Le Conseil d’Etat annule un arrêté interdisant la reproduction des dauphins en captivité

Publié le : Last updated:

dauphins captivite

Le Conseil d’Etat a annulé un arrêté ministériel interdisant la reproduction des dauphins en captivité
© AFP/Archives PIERRE BOUSSEL

Paris (AFP) – Le Conseil d’Etat a annulé lundi un arrêté ministériel interdisant la reproduction des dauphins en captivité, comme le demandaient trois parcs marins dont le Marineland à Antibes.

La plus haute juridiction administrative juge que l’arrêté du 3 mai 2017 signé par l’ex-ministre de l’Environnement Ségolène Royal « a été pris au terme d’une procédure irrégulière ».

« C’est une excellente nouvelle pour nos animaux et les parcs zoologiques de France », a aussitôt réagi dans un communiqué Pascal Picot, directeur général de Marineland, qui avait saisi la justice administrative aux côtés du Parc Astérix et du parc Planète sauvage de Port-Saint-Père en Loire-Atlantique.
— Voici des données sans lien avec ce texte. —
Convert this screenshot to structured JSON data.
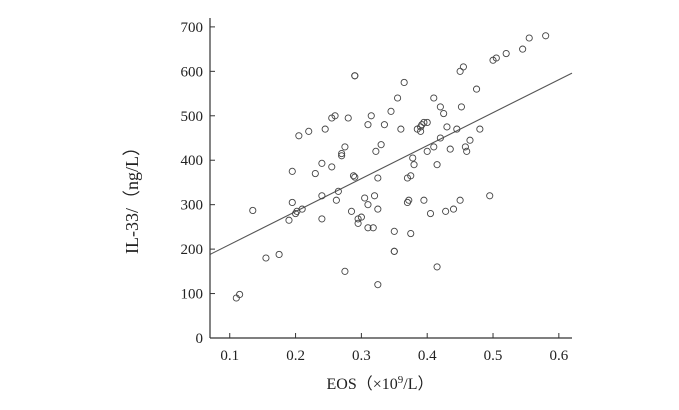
{
  "chart_data": {
    "type": "scatter",
    "xlabel_main": "EOS（×10",
    "xlabel_sup": "9",
    "xlabel_tail": "/L）",
    "ylabel": "IL-33/（ng/L）",
    "xlim": [
      0.07,
      0.62
    ],
    "ylim": [
      0,
      720
    ],
    "x_ticks": [
      0.1,
      0.2,
      0.3,
      0.4,
      0.5,
      0.6
    ],
    "x_tick_labels": [
      "0.1",
      "0.2",
      "0.3",
      "0.4",
      "0.5",
      "0.6"
    ],
    "y_ticks": [
      0,
      100,
      200,
      300,
      400,
      500,
      600,
      700
    ],
    "y_tick_labels": [
      "0",
      "100",
      "200",
      "300",
      "400",
      "500",
      "600",
      "700"
    ],
    "grid": false,
    "legend": "none",
    "point_marker": "open-circle",
    "trend_line": {
      "x": [
        0.07,
        0.62
      ],
      "y": [
        188,
        596
      ]
    },
    "points": [
      {
        "x": 0.11,
        "y": 90
      },
      {
        "x": 0.115,
        "y": 98
      },
      {
        "x": 0.135,
        "y": 287
      },
      {
        "x": 0.155,
        "y": 180
      },
      {
        "x": 0.175,
        "y": 188
      },
      {
        "x": 0.19,
        "y": 265
      },
      {
        "x": 0.195,
        "y": 305
      },
      {
        "x": 0.195,
        "y": 375
      },
      {
        "x": 0.2,
        "y": 280
      },
      {
        "x": 0.202,
        "y": 285
      },
      {
        "x": 0.205,
        "y": 455
      },
      {
        "x": 0.21,
        "y": 290
      },
      {
        "x": 0.22,
        "y": 465
      },
      {
        "x": 0.23,
        "y": 370
      },
      {
        "x": 0.24,
        "y": 320
      },
      {
        "x": 0.24,
        "y": 268
      },
      {
        "x": 0.24,
        "y": 393
      },
      {
        "x": 0.245,
        "y": 470
      },
      {
        "x": 0.255,
        "y": 385
      },
      {
        "x": 0.255,
        "y": 495
      },
      {
        "x": 0.26,
        "y": 500
      },
      {
        "x": 0.262,
        "y": 310
      },
      {
        "x": 0.265,
        "y": 330
      },
      {
        "x": 0.27,
        "y": 410
      },
      {
        "x": 0.27,
        "y": 415
      },
      {
        "x": 0.275,
        "y": 430
      },
      {
        "x": 0.275,
        "y": 150
      },
      {
        "x": 0.28,
        "y": 495
      },
      {
        "x": 0.285,
        "y": 285
      },
      {
        "x": 0.288,
        "y": 365
      },
      {
        "x": 0.29,
        "y": 590
      },
      {
        "x": 0.29,
        "y": 362
      },
      {
        "x": 0.29,
        "y": 590
      },
      {
        "x": 0.295,
        "y": 268
      },
      {
        "x": 0.295,
        "y": 258
      },
      {
        "x": 0.3,
        "y": 272
      },
      {
        "x": 0.305,
        "y": 315
      },
      {
        "x": 0.31,
        "y": 248
      },
      {
        "x": 0.31,
        "y": 300
      },
      {
        "x": 0.31,
        "y": 480
      },
      {
        "x": 0.315,
        "y": 500
      },
      {
        "x": 0.318,
        "y": 248
      },
      {
        "x": 0.32,
        "y": 320
      },
      {
        "x": 0.322,
        "y": 420
      },
      {
        "x": 0.325,
        "y": 360
      },
      {
        "x": 0.325,
        "y": 290
      },
      {
        "x": 0.325,
        "y": 120
      },
      {
        "x": 0.33,
        "y": 435
      },
      {
        "x": 0.335,
        "y": 480
      },
      {
        "x": 0.345,
        "y": 510
      },
      {
        "x": 0.35,
        "y": 240
      },
      {
        "x": 0.35,
        "y": 195
      },
      {
        "x": 0.35,
        "y": 195
      },
      {
        "x": 0.355,
        "y": 540
      },
      {
        "x": 0.36,
        "y": 470
      },
      {
        "x": 0.365,
        "y": 575
      },
      {
        "x": 0.37,
        "y": 360
      },
      {
        "x": 0.37,
        "y": 305
      },
      {
        "x": 0.372,
        "y": 310
      },
      {
        "x": 0.375,
        "y": 235
      },
      {
        "x": 0.375,
        "y": 365
      },
      {
        "x": 0.378,
        "y": 405
      },
      {
        "x": 0.38,
        "y": 390
      },
      {
        "x": 0.385,
        "y": 470
      },
      {
        "x": 0.39,
        "y": 475
      },
      {
        "x": 0.39,
        "y": 465
      },
      {
        "x": 0.392,
        "y": 480
      },
      {
        "x": 0.395,
        "y": 310
      },
      {
        "x": 0.395,
        "y": 485
      },
      {
        "x": 0.4,
        "y": 420
      },
      {
        "x": 0.4,
        "y": 485
      },
      {
        "x": 0.405,
        "y": 280
      },
      {
        "x": 0.41,
        "y": 430
      },
      {
        "x": 0.41,
        "y": 540
      },
      {
        "x": 0.415,
        "y": 390
      },
      {
        "x": 0.415,
        "y": 160
      },
      {
        "x": 0.42,
        "y": 450
      },
      {
        "x": 0.42,
        "y": 520
      },
      {
        "x": 0.425,
        "y": 505
      },
      {
        "x": 0.428,
        "y": 285
      },
      {
        "x": 0.43,
        "y": 475
      },
      {
        "x": 0.435,
        "y": 425
      },
      {
        "x": 0.44,
        "y": 290
      },
      {
        "x": 0.445,
        "y": 470
      },
      {
        "x": 0.45,
        "y": 310
      },
      {
        "x": 0.45,
        "y": 600
      },
      {
        "x": 0.452,
        "y": 520
      },
      {
        "x": 0.455,
        "y": 610
      },
      {
        "x": 0.458,
        "y": 430
      },
      {
        "x": 0.46,
        "y": 420
      },
      {
        "x": 0.465,
        "y": 445
      },
      {
        "x": 0.475,
        "y": 560
      },
      {
        "x": 0.48,
        "y": 470
      },
      {
        "x": 0.495,
        "y": 320
      },
      {
        "x": 0.5,
        "y": 625
      },
      {
        "x": 0.505,
        "y": 630
      },
      {
        "x": 0.52,
        "y": 640
      },
      {
        "x": 0.545,
        "y": 650
      },
      {
        "x": 0.555,
        "y": 675
      },
      {
        "x": 0.58,
        "y": 680
      }
    ]
  }
}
« Il est important que les modifications significatives de la réglementation qui s’applique aux animaux que nous hébergeons soient basées sur des faits scientifiques et soient adoptées conformément aux exigences légales », a ajouté M. Picot.

Le texte prévoyait initialement un « contrôle étroit de la reproduction des dauphins » en fonction de « la configuration et la taille des bassins ». Il avait été durci au dernier moment et stipulait: « la reproduction des orques et des dauphins actuellement détenus en France est désormais interdite », une disposition qui voulait marquer l’arrêt de la captivité de ces cétacés, avec l’objectif de « supprimer la souffrance animale ».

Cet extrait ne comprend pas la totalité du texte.